キャットウォークは、高低差を好む猫用に内壁に設けられる棚です。ストレス解消や運動不足解消におすすめです。くぐり戸は、ペットが部屋内を移動するための扉。これがあることで、部屋が開けっ放しにならず節電ができるでしょう。
ペットの足への負担を考えたペット対応のクッションが高い床材が使用されていたり、猫が爪とぎで壁紙をぼろぼろにしないためにペット対応のクロスが貼られていたりすることもあります。ペット臭やアンモニア臭を取り除くために、強力な換気扇や空気清浄機、換気扇機能付きのトイレスペースといったものが用意されている物件もあります。
ペット共生型賃貸住宅を探す際には、周辺状況を確認することも大切です。
近くに散歩コースがあれば、気軽に散歩に連れて行ってあげやすくなります。また、定期的に予防接種を受けたり、何かあった時にすぐに連れて行ったりできる腕のいい動物病院があるかどうかも確認しておきたいものです。
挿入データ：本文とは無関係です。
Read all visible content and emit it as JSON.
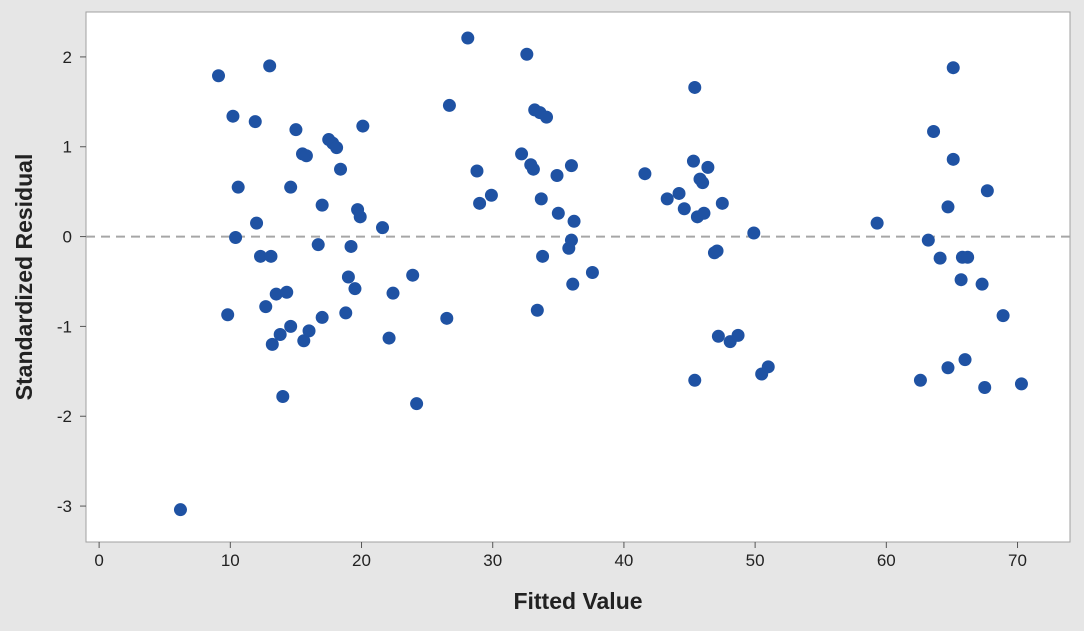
{
  "chart_data": {
    "type": "scatter",
    "title": "",
    "xlabel": "Fitted Value",
    "ylabel": "Standardized Residual",
    "xlim": [
      -1,
      74
    ],
    "ylim": [
      -3.4,
      2.5
    ],
    "xticks": [
      0,
      10,
      20,
      30,
      40,
      50,
      60,
      70
    ],
    "yticks": [
      -3,
      -2,
      -1,
      0,
      1,
      2
    ],
    "grid": false,
    "reference_line": {
      "y": 0,
      "style": "dashed",
      "color": "#a6a6a6"
    },
    "colors": {
      "point": "#1f52a3",
      "plot_bg": "#ffffff",
      "figure_bg": "#e6e6e6"
    },
    "points": [
      [
        6.2,
        -3.04
      ],
      [
        9.1,
        1.79
      ],
      [
        9.8,
        -0.87
      ],
      [
        10.2,
        1.34
      ],
      [
        10.4,
        -0.01
      ],
      [
        10.6,
        0.55
      ],
      [
        11.9,
        1.28
      ],
      [
        12.0,
        0.15
      ],
      [
        12.3,
        -0.22
      ],
      [
        12.7,
        -0.78
      ],
      [
        13.0,
        1.9
      ],
      [
        13.1,
        -0.22
      ],
      [
        13.2,
        -1.2
      ],
      [
        13.5,
        -0.64
      ],
      [
        13.8,
        -1.09
      ],
      [
        14.0,
        -1.78
      ],
      [
        14.3,
        -0.62
      ],
      [
        14.6,
        -1.0
      ],
      [
        14.6,
        0.55
      ],
      [
        15.0,
        1.19
      ],
      [
        15.5,
        0.92
      ],
      [
        15.6,
        -1.16
      ],
      [
        15.8,
        0.9
      ],
      [
        16.0,
        -1.05
      ],
      [
        16.7,
        -0.09
      ],
      [
        17.0,
        0.35
      ],
      [
        17.0,
        -0.9
      ],
      [
        17.5,
        1.08
      ],
      [
        17.8,
        1.04
      ],
      [
        18.1,
        0.99
      ],
      [
        18.4,
        0.75
      ],
      [
        18.8,
        -0.85
      ],
      [
        19.0,
        -0.45
      ],
      [
        19.2,
        -0.11
      ],
      [
        19.5,
        -0.58
      ],
      [
        19.7,
        0.3
      ],
      [
        19.9,
        0.22
      ],
      [
        20.1,
        1.23
      ],
      [
        21.6,
        0.1
      ],
      [
        22.1,
        -1.13
      ],
      [
        22.4,
        -0.63
      ],
      [
        23.9,
        -0.43
      ],
      [
        24.2,
        -1.86
      ],
      [
        26.5,
        -0.91
      ],
      [
        26.7,
        1.46
      ],
      [
        28.1,
        2.21
      ],
      [
        28.8,
        0.73
      ],
      [
        29.0,
        0.37
      ],
      [
        29.9,
        0.46
      ],
      [
        32.2,
        0.92
      ],
      [
        32.6,
        2.03
      ],
      [
        32.9,
        0.8
      ],
      [
        33.1,
        0.75
      ],
      [
        33.2,
        1.41
      ],
      [
        33.4,
        -0.82
      ],
      [
        33.6,
        1.38
      ],
      [
        33.7,
        0.42
      ],
      [
        33.8,
        -0.22
      ],
      [
        34.1,
        1.33
      ],
      [
        34.9,
        0.68
      ],
      [
        35.0,
        0.26
      ],
      [
        35.8,
        -0.13
      ],
      [
        36.0,
        0.79
      ],
      [
        36.0,
        -0.04
      ],
      [
        36.1,
        -0.53
      ],
      [
        36.2,
        0.17
      ],
      [
        37.6,
        -0.4
      ],
      [
        41.6,
        0.7
      ],
      [
        43.3,
        0.42
      ],
      [
        44.2,
        0.48
      ],
      [
        44.6,
        0.31
      ],
      [
        45.3,
        0.84
      ],
      [
        45.4,
        -1.6
      ],
      [
        45.4,
        1.66
      ],
      [
        45.6,
        0.22
      ],
      [
        45.8,
        0.64
      ],
      [
        46.0,
        0.6
      ],
      [
        46.1,
        0.26
      ],
      [
        46.4,
        0.77
      ],
      [
        46.9,
        -0.18
      ],
      [
        47.1,
        -0.16
      ],
      [
        47.2,
        -1.11
      ],
      [
        47.5,
        0.37
      ],
      [
        48.1,
        -1.17
      ],
      [
        48.7,
        -1.1
      ],
      [
        49.9,
        0.04
      ],
      [
        50.5,
        -1.53
      ],
      [
        51.0,
        -1.45
      ],
      [
        59.3,
        0.15
      ],
      [
        62.6,
        -1.6
      ],
      [
        63.2,
        -0.04
      ],
      [
        63.6,
        1.17
      ],
      [
        64.1,
        -0.24
      ],
      [
        64.7,
        0.33
      ],
      [
        64.7,
        -1.46
      ],
      [
        65.1,
        0.86
      ],
      [
        65.1,
        1.88
      ],
      [
        65.7,
        -0.48
      ],
      [
        65.8,
        -0.23
      ],
      [
        66.0,
        -1.37
      ],
      [
        66.2,
        -0.23
      ],
      [
        67.3,
        -0.53
      ],
      [
        67.5,
        -1.68
      ],
      [
        67.7,
        0.51
      ],
      [
        68.9,
        -0.88
      ],
      [
        70.3,
        -1.64
      ]
    ]
  }
}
さらに、旅行などで家をあける可能性を考えると、ペットを預かってくれるペットショップやペットホテルなどがあると安心です。
これまでの戸建てなどで飼っていたときと変わらない暮らしを飼い主もペットもできるように、周辺状況の確認も忘れずに行ってください。
まだまだ自分たちで生活はできるけれど、これまでの家に住むのではなく、シニア向け賃貸住宅でサポートを受けながら暮らしたいという方の中には、飼っているペットとも離れたくないという思いも強いでしょう。そのためには、飼い主だけでなくペットにも優しい設備が整っているペット共生型賃貸住宅を選ぶのがおすすめです。